Received: from unknown (HELO local-michael-cet-test.sh.intel.com)
 ([10.239.159.128])
  by orsmga007.jf.intel.com with ESMTP; 19 Nov 2019 00:48:16 -0800
From: Yang Weijiang <weijiang.yang@intel.com>
To: kvm@vger.kernel.org, linux-kernel@vger.kernel.org,
        pbonzini@redhat.com, jmattson@google.com,
        sean.j.christopherson@intel.com
Cc: yu.c.zhang@linux.intel.com, alazar@bitdefender.com,
        edwin.zhai@intel.com, Yang Weijiang <weijiang.yang@intel.com>
Subject: [PATCH v7 9/9] x86: spp: Add SPP protection check in emulation.
Date: Tue, 19 Nov 2019 16:49:49 +0800
Message-Id: <20191119084949.15471-10-weijiang.yang@intel.com>
X-Mailer: git-send-email 2.17.2
In-Reply-To: <20191119084949.15471-1-weijiang.yang@intel.com>
References: <20191119084949.15471-1-weijiang.yang@intel.com>
Sender: kvm-owner@vger.kernel.org
Precedence: bulk
List-ID: <kvm.vger.kernel.org>
X-Mailing-List: kvm@vger.kernel.org

In instruction/mmio emulation cases, if the target write memroy
is SPP protected, exit to user-space to handle it as if it's
caused by SPP induced EPT violation due to guest write.

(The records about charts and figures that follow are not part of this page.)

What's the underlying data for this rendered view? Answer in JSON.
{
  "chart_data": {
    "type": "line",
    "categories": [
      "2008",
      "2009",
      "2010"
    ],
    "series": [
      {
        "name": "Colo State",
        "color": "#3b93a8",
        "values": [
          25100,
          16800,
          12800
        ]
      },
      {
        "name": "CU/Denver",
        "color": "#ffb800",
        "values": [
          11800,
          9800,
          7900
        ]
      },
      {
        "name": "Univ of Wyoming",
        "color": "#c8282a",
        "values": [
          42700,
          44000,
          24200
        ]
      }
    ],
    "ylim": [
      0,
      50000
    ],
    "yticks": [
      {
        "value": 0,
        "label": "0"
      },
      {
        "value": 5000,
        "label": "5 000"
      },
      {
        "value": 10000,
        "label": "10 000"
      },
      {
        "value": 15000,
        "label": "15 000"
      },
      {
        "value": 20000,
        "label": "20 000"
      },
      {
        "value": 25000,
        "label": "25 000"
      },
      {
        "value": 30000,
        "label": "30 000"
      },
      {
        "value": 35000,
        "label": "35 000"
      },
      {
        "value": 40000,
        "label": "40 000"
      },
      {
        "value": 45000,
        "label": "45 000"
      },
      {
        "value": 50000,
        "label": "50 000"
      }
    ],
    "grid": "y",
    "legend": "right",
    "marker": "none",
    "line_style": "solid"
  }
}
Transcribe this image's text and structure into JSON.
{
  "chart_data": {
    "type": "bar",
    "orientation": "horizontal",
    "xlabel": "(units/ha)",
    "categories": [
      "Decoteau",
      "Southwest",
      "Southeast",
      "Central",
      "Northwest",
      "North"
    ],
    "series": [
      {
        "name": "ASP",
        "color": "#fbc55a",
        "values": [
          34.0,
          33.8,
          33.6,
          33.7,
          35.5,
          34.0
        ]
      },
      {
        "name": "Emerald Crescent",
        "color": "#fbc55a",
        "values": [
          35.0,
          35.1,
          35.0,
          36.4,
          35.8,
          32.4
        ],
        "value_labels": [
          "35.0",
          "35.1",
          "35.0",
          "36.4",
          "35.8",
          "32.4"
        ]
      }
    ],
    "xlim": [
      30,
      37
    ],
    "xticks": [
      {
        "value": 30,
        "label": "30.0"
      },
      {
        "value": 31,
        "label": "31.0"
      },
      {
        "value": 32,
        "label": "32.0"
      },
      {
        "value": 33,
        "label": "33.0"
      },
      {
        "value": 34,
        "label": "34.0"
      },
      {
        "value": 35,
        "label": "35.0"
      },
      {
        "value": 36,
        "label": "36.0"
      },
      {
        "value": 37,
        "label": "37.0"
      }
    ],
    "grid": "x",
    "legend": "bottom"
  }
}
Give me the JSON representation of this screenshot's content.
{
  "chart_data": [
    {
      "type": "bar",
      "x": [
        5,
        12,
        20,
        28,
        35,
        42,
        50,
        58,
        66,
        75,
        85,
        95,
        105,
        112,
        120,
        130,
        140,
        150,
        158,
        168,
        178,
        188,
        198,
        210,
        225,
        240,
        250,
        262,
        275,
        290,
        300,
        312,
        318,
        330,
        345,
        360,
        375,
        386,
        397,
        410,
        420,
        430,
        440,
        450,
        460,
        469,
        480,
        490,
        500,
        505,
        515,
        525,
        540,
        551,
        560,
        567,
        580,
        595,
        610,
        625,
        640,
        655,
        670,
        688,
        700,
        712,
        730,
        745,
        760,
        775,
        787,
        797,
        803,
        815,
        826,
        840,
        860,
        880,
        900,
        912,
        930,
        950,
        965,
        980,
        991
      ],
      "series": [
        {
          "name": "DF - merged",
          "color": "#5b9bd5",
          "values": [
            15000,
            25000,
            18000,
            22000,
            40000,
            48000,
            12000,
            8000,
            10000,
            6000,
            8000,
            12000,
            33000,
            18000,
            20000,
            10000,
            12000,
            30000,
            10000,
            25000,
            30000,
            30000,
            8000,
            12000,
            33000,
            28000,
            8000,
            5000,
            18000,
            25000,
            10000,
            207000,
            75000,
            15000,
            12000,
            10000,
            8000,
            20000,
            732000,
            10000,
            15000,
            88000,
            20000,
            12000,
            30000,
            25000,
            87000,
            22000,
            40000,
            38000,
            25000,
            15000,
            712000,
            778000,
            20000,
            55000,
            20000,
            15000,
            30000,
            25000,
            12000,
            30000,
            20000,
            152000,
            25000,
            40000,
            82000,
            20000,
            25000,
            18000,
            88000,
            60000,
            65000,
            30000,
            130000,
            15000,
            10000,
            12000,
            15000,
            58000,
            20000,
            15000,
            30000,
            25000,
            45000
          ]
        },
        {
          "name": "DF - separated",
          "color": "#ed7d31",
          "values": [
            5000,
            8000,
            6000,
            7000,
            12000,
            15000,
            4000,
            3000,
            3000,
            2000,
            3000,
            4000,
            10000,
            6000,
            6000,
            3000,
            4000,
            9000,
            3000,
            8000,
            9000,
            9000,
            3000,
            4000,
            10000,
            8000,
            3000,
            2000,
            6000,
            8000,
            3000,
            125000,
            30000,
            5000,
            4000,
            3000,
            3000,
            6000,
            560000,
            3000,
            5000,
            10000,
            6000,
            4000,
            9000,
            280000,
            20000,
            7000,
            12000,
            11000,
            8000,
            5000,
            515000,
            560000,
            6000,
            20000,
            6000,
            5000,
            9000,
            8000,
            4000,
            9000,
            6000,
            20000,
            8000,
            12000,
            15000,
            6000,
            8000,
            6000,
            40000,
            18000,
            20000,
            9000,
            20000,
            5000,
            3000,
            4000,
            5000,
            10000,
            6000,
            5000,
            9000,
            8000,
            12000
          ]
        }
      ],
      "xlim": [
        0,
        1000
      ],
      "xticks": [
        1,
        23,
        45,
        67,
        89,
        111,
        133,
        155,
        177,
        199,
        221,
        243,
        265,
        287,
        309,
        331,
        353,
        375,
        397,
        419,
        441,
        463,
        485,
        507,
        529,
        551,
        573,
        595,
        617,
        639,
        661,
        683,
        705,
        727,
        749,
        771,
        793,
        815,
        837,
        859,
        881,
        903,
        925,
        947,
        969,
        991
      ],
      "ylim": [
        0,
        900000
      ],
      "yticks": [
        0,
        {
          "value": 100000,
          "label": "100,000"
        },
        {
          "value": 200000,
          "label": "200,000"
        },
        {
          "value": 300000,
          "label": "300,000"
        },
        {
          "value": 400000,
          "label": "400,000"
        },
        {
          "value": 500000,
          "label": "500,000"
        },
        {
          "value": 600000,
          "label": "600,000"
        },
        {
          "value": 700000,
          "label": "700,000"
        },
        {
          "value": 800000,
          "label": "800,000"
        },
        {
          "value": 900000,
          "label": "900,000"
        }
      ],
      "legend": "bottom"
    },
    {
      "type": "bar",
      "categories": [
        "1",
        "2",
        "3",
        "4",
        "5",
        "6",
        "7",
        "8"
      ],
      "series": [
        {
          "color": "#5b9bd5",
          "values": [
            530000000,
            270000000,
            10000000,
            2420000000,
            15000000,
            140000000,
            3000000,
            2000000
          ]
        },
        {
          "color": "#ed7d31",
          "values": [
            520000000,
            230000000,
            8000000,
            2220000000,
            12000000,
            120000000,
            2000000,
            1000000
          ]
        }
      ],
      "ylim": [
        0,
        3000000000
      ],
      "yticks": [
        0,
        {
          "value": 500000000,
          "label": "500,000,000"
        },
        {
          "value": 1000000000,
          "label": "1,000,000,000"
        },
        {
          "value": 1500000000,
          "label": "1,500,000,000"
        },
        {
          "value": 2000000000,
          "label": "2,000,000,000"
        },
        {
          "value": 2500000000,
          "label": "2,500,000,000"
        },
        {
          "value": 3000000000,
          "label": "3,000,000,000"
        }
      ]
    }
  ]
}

Signed-off-by: Yang Weijiang <weijiang.yang@intel.com>
---
 arch/x86/kvm/x86.c | 36 ++++++++++++++++++++++++++++++++++++
 1 file changed, 36 insertions(+)

diff --git a/arch/x86/kvm/x86.c b/arch/x86/kvm/x86.c
index fa114b5db672..71f5a8ae76cf 100644
--- a/arch/x86/kvm/x86.c
+++ b/arch/x86/kvm/x86.c
@@ -5525,6 +5525,36 @@ static const struct read_write_emulator_ops write_emultor = {
 	.write = true,
 };
 
+static bool is_emulator_spp_protected(struct kvm_vcpu *vcpu,
+				      gpa_t gpa,
+				      unsigned int bytes)
+{
+	gfn_t gfn, start_gfn, end_gfn;
+	struct kvm *kvm = vcpu->kvm;
+	struct kvm_memory_slot *slot;
+	u32 access;
+
+	if (!kvm->arch.spp_active)
+		return false;
+
+	start_gfn = gpa >> PAGE_SHIFT;
+	end_gfn = (gpa + bytes) >> PAGE_SHIFT;
+	for (gfn = start_gfn; gfn <= end_gfn; gfn++) {
+		slot = gfn_to_memslot(kvm, gfn);
+		if (slot) {
+			access = *gfn_to_subpage_wp_info(slot, gfn);
+			if (access != FULL_SPP_ACCESS) {
+				vcpu->run->exit_reason = KVM_EXIT_SPP;
+				vcpu->run->spp.addr = gfn;
+				kvm_skip_emulated_instruction(vcpu);
+				return true;
+			}
+		}
+	}
+
+	return false;
+}
+
 static int emulator_read_write_onepage(unsigned long addr, void *val,
 				       unsigned int bytes,
 				       struct x86_exception *exception,
@@ -5555,6 +5585,9 @@ static int emulator_read_write_onepage(unsigned long addr, void *val,
 			return X86EMUL_PROPAGATE_FAULT;
 	}
 
+	if (write && is_emulator_spp_protected(vcpu, gpa, bytes))
+		return X86EMUL_UNHANDLEABLE;
+
 	if (!ret && ops->read_write_emulate(vcpu, gpa, val, bytes))
 		return X86EMUL_CONTINUE;
 
@@ -6616,6 +6649,9 @@ int x86_emulate_instruction(struct kvm_vcpu *vcpu,
 		return EMULATE_DONE;
 
 	if (r == EMULATION_FAILED) {
+		if (vcpu->run->exit_reason == KVM_EXIT_SPP)
+			return EMULATE_USER_EXIT;
+
 		if (reexecute_instruction(vcpu, cr2, write_fault_to_spt,
 					emulation_type))
 			return EMULATE_DONE;